BCdata = read.table("/Users/josegonzalez/Documents/R/breastcancer.dat", header = TRUE)
treat = data.frame(BCdata[which(BCdata$treatment ==1),])
control = data.frame(BCdata[which(BCdata$treatment==0),])
treat.uncen = treat[which(treat$censored == 0),]
control.uncen = control[which(control$censored ==0),]
prop = data.frame( "proportion" = apply(BCdata, 2, mean)[2:3]) # proportion treated and censored
m = c(mean(treat[,1]), mean(control[,1])) # means of time before recurrence including censored
sd = c(sd(treat[,1]),sd(control[,1])) # sd's of time before recurrence including censored
proportion | |
---|---|
treatment | 0.5145631 |
censored | 0.7572816 |
Mean | Standard Deviation | |
---|---|---|
Treatment | 28.79245 | 14.87688 |
Control | 24.66000 | 15.13559 |
\[ f\left(\theta | \tau\right) = \theta^{\left(\sum \delta_{i}^{C} + \sum \delta_{i}^{H} +a\right)} exp^{\left(-\theta (\sum x_{i}^{C} + \tau \sum x_{i}^{H} + c + d\tau\right)} \]
This implies: \(\theta | \tau \sim\) \(gamma(\sum \delta_{i}^{C} + \sum \delta_{i}^{H} +a +1, \sum x_{i}^{C} + \tau \sum x_{i}^{H} + c + d\tau)\)
\[ f\left(\tau | \theta\right) = \tau^{\left(\sum \delta_{i}^{H} +b\right)} exp^{\left(-\tau ( \theta \sum x_{i}^{H} + d\tau\right)} \]
This implies: \(\tau | \theta \sim\) \(gamma(\sum \delta_{i}^{H} +b + 1, \theta \sum x_{i}^{H} + d\tau)\)
a = 3; b = 1; c = 60; d = 120;
del_c = -sum(control[,3] -1) # number of uncensored times-control
del_h = -sum(treat[,3] -1) # number of uncensored times-treatment
x_c = sum(control[,1]) # total recurrence times control
x_h = sum(treat[,1]) # total recurrence times treatment
n = 10000
gibbs.bc = function(n,a,b,c,d){
theta.g = numeric(n)
tau.g = numeric(n)
burn = 1000
# initial values theta0, tau0
theta.g[1] =1/ mean(control[,1])
tau.g[1] = rgamma(n = 1,shape = del_h + b +1, rate = theta.g[1]*x_h + d*theta.g[1])
# Gibbs-Sampler
for(i in 2:n){
theta.g[i] = rgamma(n = 1, shape = del_c + del_h + a + 1, rate = x_c + tau.g[(i-1)]*x_h + c +d*tau.g[(i-1)])
tau.g[i] = tau.g[1] = rgamma(n = 1,shape = del_h + b +1, rate = theta.g[i]*(x_h + d))
}
data.frame(theta.g = theta.g[burn:n], tau.g = tau.g[burn:n])
}
bc.g = gibbs.bc(n,a,b,c,d)
sum_stats <- function(x){
c(mean = mean(x), sd = sd(x), quantile(x,.025), quantile(x,.975))
}
sum_df = data.frame(apply(bc.g,MARGIN = 2, FUN = sum_stats))
theta.g | tau.g | |
---|---|---|
mean | 0.0093867 | 1.1980951 |
sd | 0.0027343 | 0.4863336 |
2.5% | 0.0048340 | 0.5302956 |
97.5% | 0.0154444 | 2.4255043 |
Our mean \(\tau\), was about 1.21, which in context of our original assumptions, would imply an increase rate in time until recurrence, given that treatment ~ exponential(\(\tau \theta\)) and control ~ exponential(\(\theta\)).

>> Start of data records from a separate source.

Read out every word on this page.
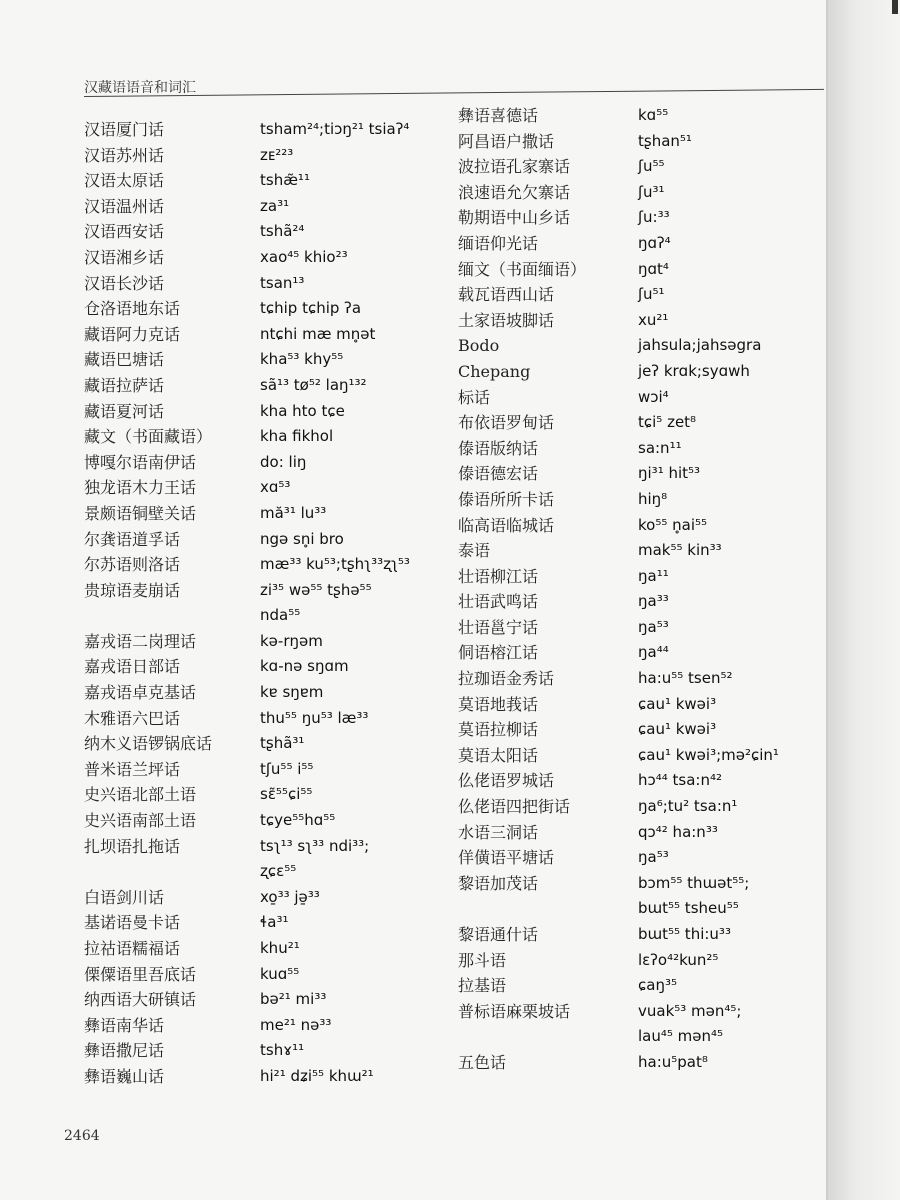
汉藏语语音和词汇
汉语厦门话	tsham²⁴;tiɔŋ²¹ tsiaʔ⁴
汉语苏州话	zᴇ²²³
汉语太原话	tshæ̃¹¹
汉语温州话	za³¹
汉语西安话	tshã²⁴
汉语湘乡话	xao⁴⁵ khio²³
汉语长沙话	tsan¹³
仓洛语地东话	tɕhip tɕhip ʔa
藏语阿力克话	ntɕhi mæ mn̥ət
藏语巴塘话	kha⁵³ khy⁵⁵
藏语拉萨话	sã¹³ tø⁵² laŋ¹³²
藏语夏河话	kha hto tɕe
藏文（书面藏语）	kha fikhol
博嘎尔语南伊话	do: liŋ
独龙语木力王话	xɑ⁵³
景颇语铜壁关话	mă³¹ lu³³
尔龚语道孚话	ngə sn̥i bro
尔苏语则洛话	mæ³³ ku⁵³;tʂhʅ³³ʐʅ⁵³
贵琼语麦崩话	zi³⁵ wə⁵⁵ tʂhə⁵⁵
nda⁵⁵
嘉戎语二岗理话	kə-rŋəm
嘉戎语日部话	kɑ-nə sŋɑm
嘉戎语卓克基话	kɐ sŋɐm
木雅语六巴话	thu⁵⁵ ŋu⁵³ læ³³
纳木义语锣锅底话	tʂhã³¹
普米语兰坪话	tʃu⁵⁵ i⁵⁵
史兴语北部土语	sɛ̃⁵⁵ɕi⁵⁵
史兴语南部土语	tɕye⁵⁵hɑ⁵⁵
扎坝语扎拖话	tsʅ¹³ sʅ³³ ndi³³;
ʐɕɛ⁵⁵
白语剑川话	xo̱³³ jə̱³³
基诺语曼卡话	ɬa³¹
拉祜语糯福话	khu²¹
傈僳语里吾底话	kuɑ⁵⁵
纳西语大研镇话	bə²¹ mi³³
彝语南华话	me²¹ nə³³
彝语撒尼话	tshɤ¹¹
彝语巍山话	hi²¹ dʑi⁵⁵ khɯ²¹
彝语喜德话	kɑ⁵⁵
阿昌语户撒话	tʂhan⁵¹
波拉语孔家寨话	ʃu⁵⁵
浪速语允欠寨话	ʃu³¹
勒期语中山乡话	ʃu:³³
缅语仰光话	ŋɑʔ⁴
缅文（书面缅语）	ŋɑt⁴
载瓦语西山话	ʃu⁵¹
土家语坡脚话	xu²¹
Bodo	jahsula;jahsəgra
Chepang	jeʔ krɑk;syɑwh
标话	wɔi⁴
布依语罗甸话	tɕi⁵ zet⁸
傣语版纳话	sa:n¹¹
傣语德宏话	ŋi³¹ hit⁵³
傣语所所卡话	hiŋ⁸
临高语临城话	ko⁵⁵ n̥ai⁵⁵
泰语	mak⁵⁵ kin³³
壮语柳江话	ŋa¹¹
壮语武鸣话	ŋa³³
壮语邕宁话	ŋa⁵³
侗语榕江话	ŋa⁴⁴
拉珈语金秀话	ha:u⁵⁵ tsen⁵²
莫语地莪话	ɕau¹ kwəi³
莫语拉柳话	ɕau¹ kwəi³
莫语太阳话	ɕau¹ kwəi³;mə²ɕin¹
仫佬语罗城话	hɔ⁴⁴ tsa:n⁴²
仫佬语四把街话	ŋa⁶;tu² tsa:n¹
水语三洞话	qɔ⁴² ha:n³³
佯僙语平塘话	ŋa⁵³
黎语加茂话	bɔm⁵⁵ thɯət⁵⁵;
bɯt⁵⁵ tsheu⁵⁵
黎语通什话	bɯt⁵⁵ thi:u³³
那斗语	lɛʔo⁴²kun²⁵
拉基语	ɕaŋ³⁵
普标语麻栗坡话	vuak⁵³ mən⁴⁵;
lau⁴⁵ mən⁴⁵
五色话	ha:u⁵pat⁸
2464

The mean time until recurrence should decrease by about 21%, which should be troubling. However, the tables above show that the confidence interval includes 1, which indicates that our result is not statistically significant, since, \(\tau\) = 1 would imply that both distributions are the same.

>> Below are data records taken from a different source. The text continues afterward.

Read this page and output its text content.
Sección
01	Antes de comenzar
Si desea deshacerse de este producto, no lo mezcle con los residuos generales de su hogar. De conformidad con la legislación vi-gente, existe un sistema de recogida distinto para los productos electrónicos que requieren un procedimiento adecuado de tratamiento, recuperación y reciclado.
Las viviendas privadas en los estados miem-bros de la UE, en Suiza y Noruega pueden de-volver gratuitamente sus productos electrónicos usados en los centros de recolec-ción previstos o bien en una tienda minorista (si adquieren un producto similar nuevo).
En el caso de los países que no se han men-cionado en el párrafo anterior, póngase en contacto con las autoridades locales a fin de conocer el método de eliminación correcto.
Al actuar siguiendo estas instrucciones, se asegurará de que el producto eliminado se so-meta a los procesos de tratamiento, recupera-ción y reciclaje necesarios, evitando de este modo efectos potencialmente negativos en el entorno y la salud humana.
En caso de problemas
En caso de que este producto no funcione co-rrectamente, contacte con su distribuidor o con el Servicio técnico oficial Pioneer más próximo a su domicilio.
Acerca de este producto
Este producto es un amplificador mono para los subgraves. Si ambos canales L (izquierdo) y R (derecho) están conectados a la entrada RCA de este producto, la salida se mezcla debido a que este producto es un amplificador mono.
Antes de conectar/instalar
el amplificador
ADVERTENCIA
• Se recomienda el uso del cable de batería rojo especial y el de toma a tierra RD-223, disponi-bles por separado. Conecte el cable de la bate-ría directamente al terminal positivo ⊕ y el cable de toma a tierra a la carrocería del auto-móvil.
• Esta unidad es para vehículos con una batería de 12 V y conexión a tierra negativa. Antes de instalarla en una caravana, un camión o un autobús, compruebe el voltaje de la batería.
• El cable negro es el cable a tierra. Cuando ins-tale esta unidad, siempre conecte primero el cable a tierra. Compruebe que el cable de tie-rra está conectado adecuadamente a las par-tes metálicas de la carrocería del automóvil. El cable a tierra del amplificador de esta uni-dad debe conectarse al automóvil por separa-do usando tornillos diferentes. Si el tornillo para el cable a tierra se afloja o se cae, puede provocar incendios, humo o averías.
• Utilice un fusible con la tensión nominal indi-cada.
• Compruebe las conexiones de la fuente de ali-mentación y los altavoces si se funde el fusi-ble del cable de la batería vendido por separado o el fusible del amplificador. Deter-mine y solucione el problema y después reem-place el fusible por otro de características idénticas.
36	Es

bc.g.half = gibbs.bc(n,a/2,b/2,c/2,d/2) # half hyper-par
bc.g.doub = gibbs.bc(n,2*a,2*b,2*c,2*d)# double hyper - par
orig = data.frame(apply(bc.g,MARGIN = 2, FUN = sum_stats))
half = data.frame(apply(bc.g.half,MARGIN = 2, FUN = sum_stats))

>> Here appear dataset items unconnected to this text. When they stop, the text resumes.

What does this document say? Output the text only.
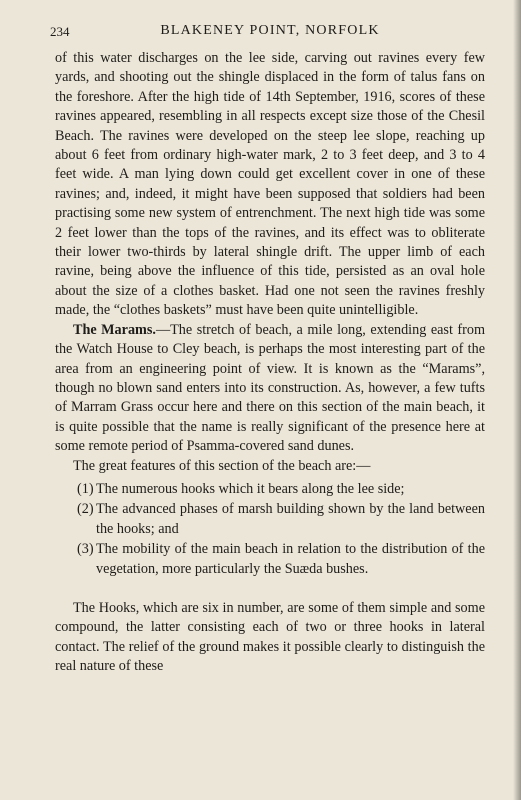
234	BLAKENEY POINT, NORFOLK

of this water discharges on the lee side, carving out ravines every few yards, and shooting out the shingle displaced in the form of talus fans on the foreshore. After the high tide of 14th September, 1916, scores of these ravines appeared, resembling in all respects except size those of the Chesil Beach. The ravines were developed on the steep lee slope, reaching up about 6 feet from ordinary high-water mark, 2 to 3 feet deep, and 3 to 4 feet wide. A man lying down could get excellent cover in one of these ravines; and, indeed, it might have been supposed that soldiers had been practising some new system of entrenchment. The next high tide was some 2 feet lower than the tops of the ravines, and its effect was to obliterate their lower two-thirds by lateral shingle drift. The upper limb of each ravine, being above the influence of this tide, persisted as an oval hole about the size of a clothes basket. Had one not seen the ravines freshly made, the “clothes baskets” must have been quite unintelligible.

The Marams.—The stretch of beach, a mile long, extending east from the Watch House to Cley beach, is perhaps the most interesting part of the area from an engineering point of view. It is known as the “Marams”, though no blown sand enters into its construction. As, however, a few tufts of Marram Grass occur here and there on this section of the main beach, it is quite possible that the name is really significant of the presence here at some remote period of Psamma-covered sand dunes.

The great features of this section of the beach are:—

(1) The numerous hooks which it bears along the lee side;
(2) The advanced phases of marsh building shown by the land between the hooks; and
(3) The mobility of the main beach in relation to the distribution of the vegetation, more particularly the Suæda bushes.

The Hooks, which are six in number, are some of them simple and some compound, the latter consisting each of two or three hooks in lateral contact. The relief of the ground makes it possible clearly to distinguish the real nature of these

doub = data.frame(apply(bc.g.doub,MARGIN = 2, FUN = sum_stats))
theta.g | tau.g | |
---|---|---|
mean | 0.0093867 | 1.1980951 |
sd | 0.0027343 | 0.4863336 |
2.5% | 0.0048340 | 0.5302956 |
97.5% | 0.0154444 | 2.4255043 |
theta.g | tau.g | |
---|---|---|
mean | 0.0086937 | 1.3155498 |
sd | 0.0025939 | 0.5667751 |
2.5% | 0.0043394 | 0.5631139 |
97.5% | 0.0144276 | 2.6708340 |
theta.g | tau.g | |
---|---|---|
mean | 0.0102764 | 1.0727894 |
sd | 0.0027931 | 0.4109598 |
2.5% | 0.0056248 | 0.4891444 |
97.5% | 0.0165017 | 2.0774076 |
Based on the tables above, it is clear that an adjustment to the hyperparameters changes the range of the confidence interval. However, with respect to \(\tau\), confidence interval contains 1 for every version of the hyperparameters, which implies that \(\tau\) is not statistically significant and reasonalbe hyperparameters do not effect this significance. The coefficients however, do change drastically. As the hyperparameters range from halving to doubling, the coefficients for \(\tau\) range from 1.048 to 1.307, indicicating that the results are sensitive to changes in the hyperparameters.